On September 28, 2002, the actor's car had rammed into a shop in suburban Bandra. In the mishap, one person was killed and four others injured.

Salman, who is on bail, did not come to the court, though his sister, Alvira Khan-Agnihotri, attended the hearing

The sessions court, while convicting Salman, had not accepted the version of the actor's family driver Ashok Singh that he was driving the car and not Salman. The trial court had noted that Singh had come to the court 13 years after the incident.

Singh had also said that the mishap occurred because a tyre burst, but the sessions court did not accept this theory.

However, the High Court today remarked that the Mumbai sessions court was "carried away" by the impression that Ashok Singh had been late in deposing and claiming that he was at the wheel of the Toyota Land Cruiser Lexus.

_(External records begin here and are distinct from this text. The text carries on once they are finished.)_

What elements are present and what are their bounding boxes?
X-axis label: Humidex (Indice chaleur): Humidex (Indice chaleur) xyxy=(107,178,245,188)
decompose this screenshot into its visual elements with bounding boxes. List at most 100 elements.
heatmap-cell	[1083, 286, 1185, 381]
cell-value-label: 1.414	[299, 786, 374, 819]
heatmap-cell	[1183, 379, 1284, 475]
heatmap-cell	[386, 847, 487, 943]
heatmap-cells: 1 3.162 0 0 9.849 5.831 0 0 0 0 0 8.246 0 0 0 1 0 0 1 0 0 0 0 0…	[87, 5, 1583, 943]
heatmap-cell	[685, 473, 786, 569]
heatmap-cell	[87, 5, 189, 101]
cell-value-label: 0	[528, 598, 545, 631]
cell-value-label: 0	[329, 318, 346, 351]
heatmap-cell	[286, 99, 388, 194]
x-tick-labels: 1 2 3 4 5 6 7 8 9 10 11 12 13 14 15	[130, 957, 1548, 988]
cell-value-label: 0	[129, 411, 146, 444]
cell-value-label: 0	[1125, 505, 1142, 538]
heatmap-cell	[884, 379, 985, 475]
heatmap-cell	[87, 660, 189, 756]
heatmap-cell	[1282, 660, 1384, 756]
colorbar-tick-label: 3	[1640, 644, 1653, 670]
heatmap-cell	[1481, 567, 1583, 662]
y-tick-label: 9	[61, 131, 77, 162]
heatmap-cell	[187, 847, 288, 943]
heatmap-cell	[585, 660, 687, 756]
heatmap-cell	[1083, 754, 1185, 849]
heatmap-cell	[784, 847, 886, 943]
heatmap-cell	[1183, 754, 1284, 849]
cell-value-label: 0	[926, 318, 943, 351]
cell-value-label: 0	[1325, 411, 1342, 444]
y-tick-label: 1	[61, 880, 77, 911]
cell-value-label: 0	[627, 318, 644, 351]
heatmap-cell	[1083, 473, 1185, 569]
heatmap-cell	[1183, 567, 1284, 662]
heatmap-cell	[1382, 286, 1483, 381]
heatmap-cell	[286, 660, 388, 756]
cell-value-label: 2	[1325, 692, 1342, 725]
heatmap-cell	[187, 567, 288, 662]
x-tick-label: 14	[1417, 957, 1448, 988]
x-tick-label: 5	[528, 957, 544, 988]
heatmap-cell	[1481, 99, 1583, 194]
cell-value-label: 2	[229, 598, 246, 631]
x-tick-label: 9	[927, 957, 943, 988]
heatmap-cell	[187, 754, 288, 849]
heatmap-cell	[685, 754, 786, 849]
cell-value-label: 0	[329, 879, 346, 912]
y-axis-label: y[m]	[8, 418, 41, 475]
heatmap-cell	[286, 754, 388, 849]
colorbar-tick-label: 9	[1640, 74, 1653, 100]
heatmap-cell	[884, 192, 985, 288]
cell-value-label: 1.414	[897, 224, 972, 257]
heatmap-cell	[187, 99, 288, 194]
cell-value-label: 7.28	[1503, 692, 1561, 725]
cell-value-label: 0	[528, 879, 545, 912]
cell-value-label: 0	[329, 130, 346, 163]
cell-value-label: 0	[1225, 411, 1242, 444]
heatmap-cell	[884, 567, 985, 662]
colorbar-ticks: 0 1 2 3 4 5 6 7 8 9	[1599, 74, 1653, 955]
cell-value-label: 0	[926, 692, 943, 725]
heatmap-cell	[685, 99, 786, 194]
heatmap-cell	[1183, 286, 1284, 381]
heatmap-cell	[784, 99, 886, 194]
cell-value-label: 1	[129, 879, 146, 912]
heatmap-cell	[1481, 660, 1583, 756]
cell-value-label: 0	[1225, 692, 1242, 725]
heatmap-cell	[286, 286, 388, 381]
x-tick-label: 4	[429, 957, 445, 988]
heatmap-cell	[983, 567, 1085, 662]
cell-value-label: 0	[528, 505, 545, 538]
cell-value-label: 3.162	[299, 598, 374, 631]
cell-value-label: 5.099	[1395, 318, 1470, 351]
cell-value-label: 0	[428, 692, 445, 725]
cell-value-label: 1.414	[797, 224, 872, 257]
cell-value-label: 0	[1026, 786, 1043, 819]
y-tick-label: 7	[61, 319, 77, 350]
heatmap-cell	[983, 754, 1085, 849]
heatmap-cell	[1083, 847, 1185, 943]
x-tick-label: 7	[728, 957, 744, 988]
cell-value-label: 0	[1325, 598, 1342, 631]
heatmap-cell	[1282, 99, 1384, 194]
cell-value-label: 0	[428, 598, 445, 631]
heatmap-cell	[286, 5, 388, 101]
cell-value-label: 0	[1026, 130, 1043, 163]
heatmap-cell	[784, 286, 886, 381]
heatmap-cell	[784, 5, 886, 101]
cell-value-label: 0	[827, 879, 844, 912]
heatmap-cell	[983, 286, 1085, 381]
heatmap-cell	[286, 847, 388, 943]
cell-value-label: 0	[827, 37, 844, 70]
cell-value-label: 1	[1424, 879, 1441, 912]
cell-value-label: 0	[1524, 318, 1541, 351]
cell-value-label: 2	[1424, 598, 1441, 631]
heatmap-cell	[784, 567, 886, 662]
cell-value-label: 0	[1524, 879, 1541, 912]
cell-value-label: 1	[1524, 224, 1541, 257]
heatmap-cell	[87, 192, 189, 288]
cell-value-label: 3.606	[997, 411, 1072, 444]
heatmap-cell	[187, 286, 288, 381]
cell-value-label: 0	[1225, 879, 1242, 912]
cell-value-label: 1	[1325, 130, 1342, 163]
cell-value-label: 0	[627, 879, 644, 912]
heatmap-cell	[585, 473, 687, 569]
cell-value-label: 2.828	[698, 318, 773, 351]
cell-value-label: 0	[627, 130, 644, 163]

"A wrong impression was created, that too by learned prosecutor (Pradeep Gharat) in the sessions court that he (Ashok Singh) was coming after 13 years and this was also highlighted by agencies and media coming to the conclusion that this is a belated defence," Justice A R Joshi said.

It seems that the sessions court was carried away with this impression. "Factual criminal procedure has to be honoured and followed," the judge said, adding that the defence witnesses depose at the fag end after prosecution witnesses (PWs) are examined and the statement of accused is recorded.

"In the magistrate's court, only 17 PWs could be examined after which it was committed to the sessions court, where 27 PWs were examined. Only after this, he (Ashok Singh) was examined as a defence witness," the HC said.